Did not think about adding colorings after USA TSTST 2023/3 oof Color the plane as follows 0010 0100 0111 1110 Check that an S-tetromino intersects an even number of cells labeled 1 and a Z-tetromino intersects an odd number of cells labeled 1. Hence $P$ has an even number of cells labeled 1, so every tiling must have an odd number of Z-tetrominoes. $\blacksquare$

Tile the plane with $4 \times 4$ square grids and color in the $1$'s \[\begin{bmatrix} 0 & 1 & 0 & 0 \\ 0 & 1 & 1 & 1 \\ 1 & 1 & 1 & 0 \\ 0 & 0 & 1 & 0 \end{bmatrix}\]with each unit in the matrix being a grid cell. Then notice that each $Z$-tetromino overlaps with an odd number of colored cells and each $S$-tetromino overlaps with an even number. Since the total number of cells in $P$ is even(tiled with $4$-unit pieces), the number of $Z$-tetrominoes must be even. (really good problem, the solution makes it look much easier than it is)

Take the interpretation over ${\mathbb Z}[x,y]$. Let vertical $S$ dominos be $S_V(x,y) = y^2 + y + xy + x$. Define $S_H, Z_V, Z_H$ similarly. Then note that $(x + y) \mid S_V, S_H$ and $(1 - xy) \mid Z_V, Z_h$. By the problem statement we get equivalently that for some polynomials $A(x,y), B(x,y), C(x,y), D(x,y)$, that \[ A \cdot S_V + B \cdot S_H = C \cdot Z_V + D \cdot Z_H \]Then this implies that $(x + y) \mid C \cdot Z_V + D \cdot Z_H$. This means that $C(1, -1) Z_V + D(1, -1) Z_H = 0$, so $C(1, 1) Z_V + D(1, 1) Z_H \equiv 0 \pmod{2}$.

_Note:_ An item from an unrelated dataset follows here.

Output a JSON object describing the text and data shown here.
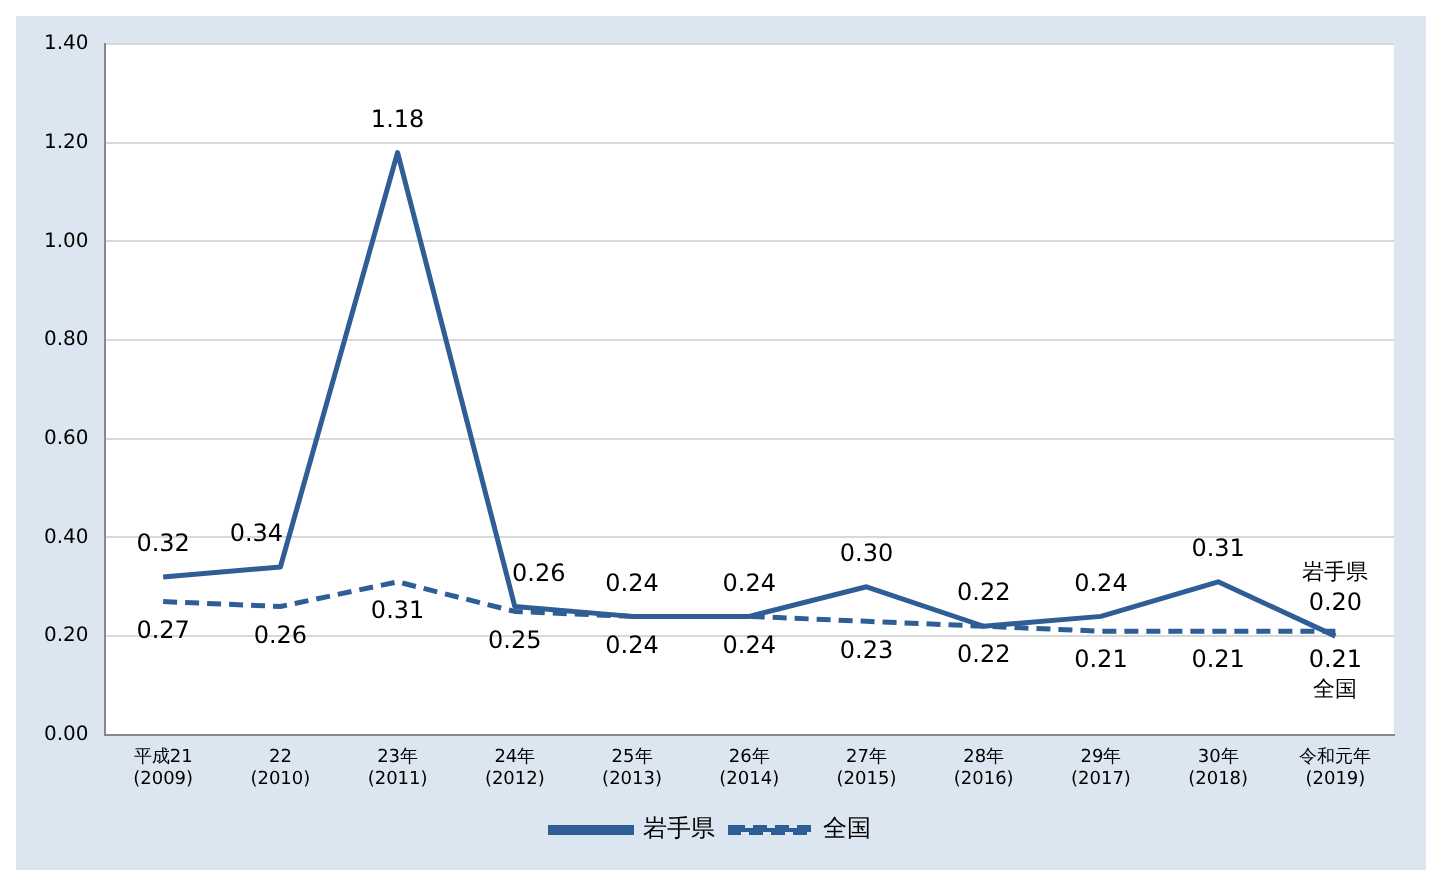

Color a cell $(x,y)$ red iff $(x,y)\equiv (0,0),(0,1),(0,3),(1,0),(1,1),(1,2),(2,0),(3,1)\pmod 4$. Then S tetrominoes cover an even number of red cells, so the total number of red cells covered is red. But each Z tetromino covers an odd number of red cells, done.